All products introduced to markets have a life cycle. The Product life cycle is an important part of marketing. It describes the period of time in which the product is launched, brought to market and eventually withdraw from the market. The cycle is divided into four stages: introduction, growth, maturity and decline. These stages are analyzed by market managers to decide when to promote the product, discover new markets, reduce prices, add new features or create new packaging. When the life of a product starts, it may have a little or no competition in the marketplace but when the product becomes successful it faces increasing number of competitors which may lead to decline of sale.
The 4 Stages of Product Life Cycle
Every product has a limited life and variable sales and profit margins. A product has different stages which represents different challenges. The Product require different marketing, financing, manufacturing and human resource strategies in each stage. It passes through four stages including introduction, growth, maturity and decline. These stages which represent the whole life of the product are illustrated below in detail.
In the introduction stage, the firm seeks to launch the product first time in the market. This stage may be very expensive because the company will have to incurred the cost of research, development, advertisement and product testing if it’s a competitive sector. The goal of any firm is to meet consumer’s needs with a quality product and lowest possible price. In the introduction stage sales volume may be low as the firm tries to build awareness of its product among potential customers. In this stage the firm central focus is to create awareness not to make profit. Most of the companies study different markets and looks those areas where consumer’s needs are not being met by current products and tries to introduce new products that could meet that need.
In the growth stage, there is growth in the sales volume as more customers are using, trying and are becoming aware of the product. Profitability begins to rise. Competition begins to increase as awareness of the product builds. Minor changes may be made as more feedbacks are collected or new markets are targeted. In this phase, most of the companies advertise the products to a wider audience and expand their distribution channels to make their products available in more places. Once the product has been success, sales will increase further as more retailers become fascinated in buying it. In short, rapid sales, public awareness of the product and profits are the characteristics of the growth stage.

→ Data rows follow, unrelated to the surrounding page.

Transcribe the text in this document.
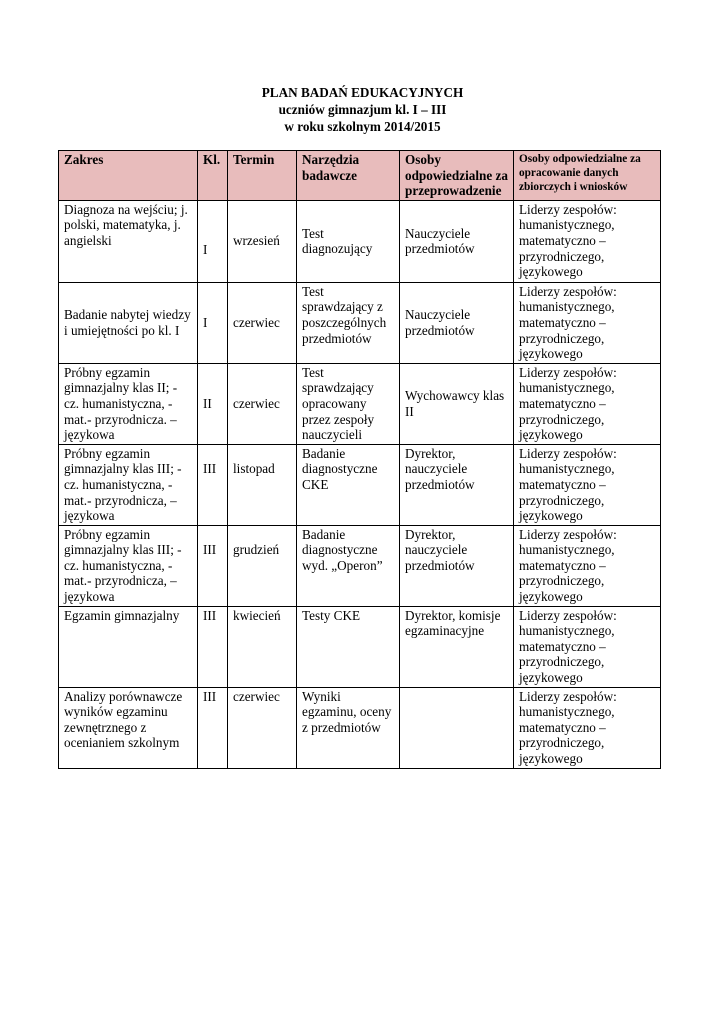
PLAN BADAŃ EDUKACYJNYCH
uczniów gimnazjum kl. I – III
w roku szkolnym 2014/2015
Zakres	Kl.	Termin	Narzędzia badawcze	Osoby odpowiedzialne za przeprowadzenie	Osoby odpowiedzialne za opracowanie danych zbiorczych i wniosków
Diagnoza na wejściu; j. polski, matematyka, j. angielski	I	wrzesień	Test diagnozujący	Nauczyciele przedmiotów	Liderzy zespołów: humanistycznego, matematyczno – przyrodniczego, językowego
Badanie nabytej wiedzy i umiejętności po kl. I	I	czerwiec	Test sprawdzający z poszczególnych przedmiotów	Nauczyciele przedmiotów	Liderzy zespołów: humanistycznego, matematyczno – przyrodniczego, językowego
Próbny egzamin gimnazjalny klas II; - cz. humanistyczna, - mat.- przyrodnicza. – językowa	II	czerwiec	Test sprawdzający opracowany przez zespoły nauczycieli	Wychowawcy klas II	Liderzy zespołów: humanistycznego, matematyczno – przyrodniczego, językowego
Próbny egzamin gimnazjalny klas III; - cz. humanistyczna, - mat.- przyrodnicza, – językowa	III	listopad	Badanie diagnostyczne CKE	Dyrektor, nauczyciele przedmiotów	Liderzy zespołów: humanistycznego, matematyczno – przyrodniczego, językowego
Próbny egzamin gimnazjalny klas III; - cz. humanistyczna, - mat.- przyrodnicza, – językowa	III	grudzień	Badanie diagnostyczne wyd. „Operon”	Dyrektor, nauczyciele przedmiotów	Liderzy zespołów: humanistycznego, matematyczno – przyrodniczego, językowego
Egzamin gimnazjalny	III	kwiecień	Testy CKE	Dyrektor, komisje egzaminacyjne	Liderzy zespołów: humanistycznego, matematyczno – przyrodniczego, językowego
Analizy porównawcze wyników egzaminu zewnętrznego z ocenianiem szkolnym	III	czerwiec	Wyniki egzaminu, oceny z przedmiotów		Liderzy zespołów: humanistycznego, matematyczno – przyrodniczego, językowego
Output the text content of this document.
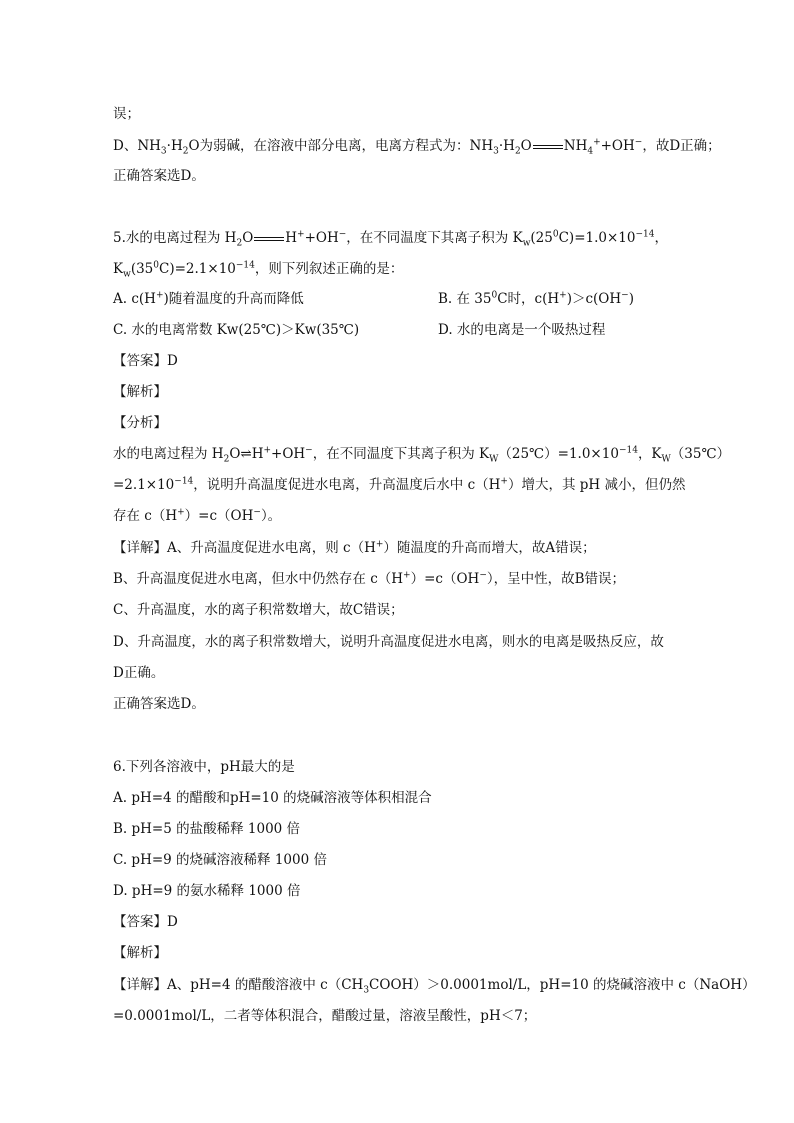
误；
D、$NH_3\cdot H_2O$为弱碱，在溶液中部分电离，电离方程式为：$NH_3\cdot H_2O$ $NH_4^++OH^-$，故D正确；
正确答案选D。
5.水的电离过程为 $H_2O$ H++OH−，在不同温度下其离子积为 $K_w(25^0C)=1.0\times 10^{-14}$，
$K_w(35^0C)=2.1\times 10^{-14}$，则下列叙述正确的是：
A. c(H+)随着温度的升高而降低	B. 在 $35^0C$时，c(H+)＞c(OH−)
C. 水的电离常数 Kw(25℃)＞Kw(35℃)	D. 水的电离是一个吸热过程
【答案】D
【解析】
【分析】
水的电离过程为 $H_2O\rightleftharpoons H^++OH^-$，在不同温度下其离子积为 $K_W(25℃)=1.0\times 10^{-14}$，$K_W(35℃)$
$=2.1\times 10^{-14}$，说明升高温度促进水电离，升高温度后水中 c（H+）增大，其 pH 减小，但仍然
存在 c（H+）=c（OH−）。
【详解】A、升高温度促进水电离，则 c（H+）随温度的升高而增大，故A错误；
B、升高温度促进水电离，但水中仍然存在 c（H+）=c（OH−），呈中性，故B错误；
C、升高温度，水的离子积常数增大，故C错误；
D、升高温度，水的离子积常数增大，说明升高温度促进水电离，则水的电离是吸热反应，故
D正确。
正确答案选D。
6.下列各溶液中，pH最大的是
A. pH=4 的醋酸和pH=10 的烧碱溶液等体积相混合
B. pH=5 的盐酸稀释 1000 倍
C. pH=9 的烧碱溶液稀释 1000 倍
D. pH=9 的氨水稀释 1000 倍
【答案】D
【解析】
【详解】A、pH=4 的醋酸溶液中 $c(CH_3COOH)>0.0001mol/L$，pH=10 的烧碱溶液中 c（NaOH）
=0.0001mol/L，二者等体积混合，醋酸过量，溶液呈酸性，pH＜7；
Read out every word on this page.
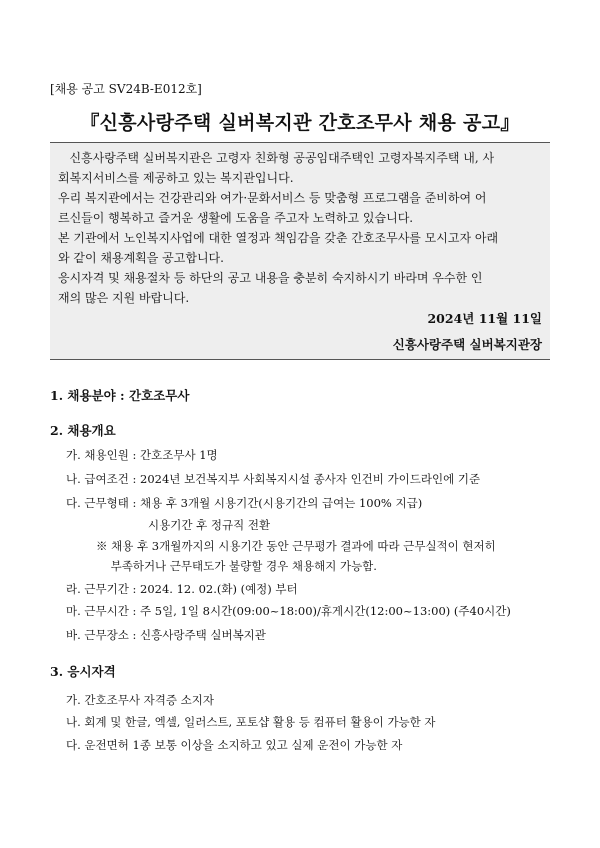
[채용 공고 SV24B-E012호]
『신흥사랑주택 실버복지관 간호조무사 채용 공고』

신흥사랑주택 실버복지관은 고령자 친화형 공공임대주택인 고령자복지주택 내, 사
회복지서비스를 제공하고 있는 복지관입니다.
우리 복지관에서는 건강관리와 여가·문화서비스 등 맞춤형 프로그램을 준비하여 어
르신들이 행복하고 즐거운 생활에 도움을 주고자 노력하고 있습니다.
본 기관에서 노인복지사업에 대한 열정과 책임감을 갖춘 간호조무사를 모시고자 아래
와 같이 채용계획을 공고합니다.
응시자격 및 채용절차 등 하단의 공고 내용을 충분히 숙지하시기 바라며 우수한 인
재의 많은 지원 바랍니다.

2024년 11월 11일
신흥사랑주택 실버복지관장
1. 채용분야 : 간호조무사
2. 채용개요
가. 채용인원 : 간호조무사 1명
나. 급여조건 : 2024년 보건복지부 사회복지시설 종사자 인건비 가이드라인에 기준
다. 근무형태 : 채용 후 3개월 시용기간(시용기간의 급여는 100% 지급)
시용기간 후 정규직 전환
※ 채용 후 3개월까지의 시용기간 동안 근무평가 결과에 따라 근무실적이 현저히
부족하거나 근무태도가 불량할 경우 채용해지 가능함.
라. 근무기간 : 2024. 12. 02.(화) (예정) 부터
마. 근무시간 : 주 5일, 1일 8시간(09:00~18:00)/휴게시간(12:00~13:00) (주40시간)
바. 근무장소 : 신흥사랑주택 실버복지관
3. 응시자격
가. 간호조무사 자격증 소지자
나. 회계 및 한글, 엑셀, 일러스트, 포토샵 활용 등 컴퓨터 활용이 가능한 자
다. 운전면허 1종 보통 이상을 소지하고 있고 실제 운전이 가능한 자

In the maturity stage, Changes are made and new features are added to differentiate the product from the competing products. Competitors may offer a high-quality version of the product at a lower price. New distribution channels are made and incentives may be offered to encourage preference over rivals’ products. The marketers spend more and more on promotion to persuade customers to buy the product. At this phase, the primary objective of marketers to defend market share and maximize profit.

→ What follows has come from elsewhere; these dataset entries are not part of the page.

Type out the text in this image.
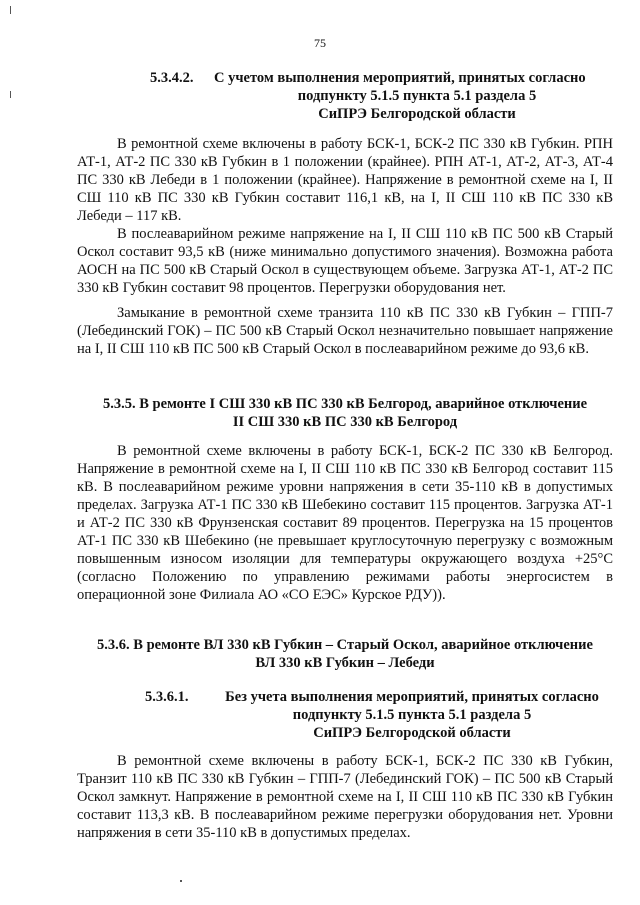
75
5.3.4.2.	С учетом выполнения мероприятий, принятых согласно
подпункту 5.1.5 пункта 5.1 раздела 5
СиПРЭ Белгородской области

В ремонтной схеме включены в работу БСК-1, БСК-2 ПС 330 кВ Губкин. РПН АТ-1, АТ-2 ПС 330 кВ Губкин в 1 положении (крайнее). РПН АТ-1, АТ-2, АТ-3, АТ-4 ПС 330 кВ Лебеди в 1 положении (крайнее). Напряжение в ремонтной схеме на I, II СШ 110 кВ ПС 330 кВ Губкин составит 116,1 кВ, на I, II СШ 110 кВ ПС 330 кВ Лебеди – 117 кВ.

В послеаварийном режиме напряжение на I, II СШ 110 кВ ПС 500 кВ Старый Оскол составит 93,5 кВ (ниже минимально допустимого значения). Возможна работа АОСН на ПС 500 кВ Старый Оскол в существующем объеме. Загрузка АТ-1, АТ-2 ПС 330 кВ Губкин составит 98 процентов. Перегрузки оборудования нет.

Замыкание в ремонтной схеме транзита 110 кВ ПС 330 кВ Губкин – ГПП-7 (Лебединский ГОК) – ПС 500 кВ Старый Оскол незначительно повышает напряжение на I, II СШ 110 кВ ПС 500 кВ Старый Оскол в послеаварийном режиме до 93,6 кВ.

5.3.5. В ремонте I СШ 330 кВ ПС 330 кВ Белгород, аварийное отключение
II СШ 330 кВ ПС 330 кВ Белгород

В ремонтной схеме включены в работу БСК-1, БСК-2 ПС 330 кВ Белгород. Напряжение в ремонтной схеме на I, II СШ 110 кВ ПС 330 кВ Белгород составит 115 кВ. В послеаварийном режиме уровни напряжения в сети 35-110 кВ в допустимых пределах. Загрузка АТ-1 ПС 330 кВ Шебекино составит 115 процентов. Загрузка АТ-1 и АТ-2 ПС 330 кВ Фрунзенская составит 89 процентов. Перегрузка на 15 процентов АТ-1 ПС 330 кВ Шебекино (не превышает круглосуточную перегрузку с возможным повышенным износом изоляции для температуры окружающего воздуха +25°С (согласно Положению по управлению режимами работы энергосистем в операционной зоне Филиала АО «СО ЕЭС» Курское РДУ)).

5.3.6. В ремонте ВЛ 330 кВ Губкин – Старый Оскол, аварийное отключение
ВЛ 330 кВ Губкин – Лебеди
5.3.6.1.	Без учета выполнения мероприятий, принятых согласно
подпункту 5.1.5 пункта 5.1 раздела 5
СиПРЭ Белгородской области

В ремонтной схеме включены в работу БСК-1, БСК-2 ПС 330 кВ Губкин, Транзит 110 кВ ПС 330 кВ Губкин – ГПП-7 (Лебединский ГОК) – ПС 500 кВ Старый Оскол замкнут. Напряжение в ремонтной схеме на I, II СШ 110 кВ ПС 330 кВ Губкин составит 113,3 кВ. В послеаварийном режиме перегрузки оборудования нет. Уровни напряжения в сети 35-110 кВ в допустимых пределах.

In the decline stage, sales begin to fall as consumers change tastes and fashion or the product is no longer relevant or useful. Consequently, profits decline to the point where it is no longer economically feasible to continue producing the product or service. Producer attempts to upgrade the existing product or create new product more efficiently. Generally, product decline is not about the end of the business cycle, rather it is about the termination of a single product. It should be noted that every product does not go to the decline stage. There are numerous products like Pepsi, Coca Cola, Nestle and many more that remain in the maturity stage.
It is important for marketers to analyze the product life cycle to manage their product well, take corrective actions, prevent it from incurring losses and stay in business. When the product life cycle is managed effectively it leads to rise in sales and profits.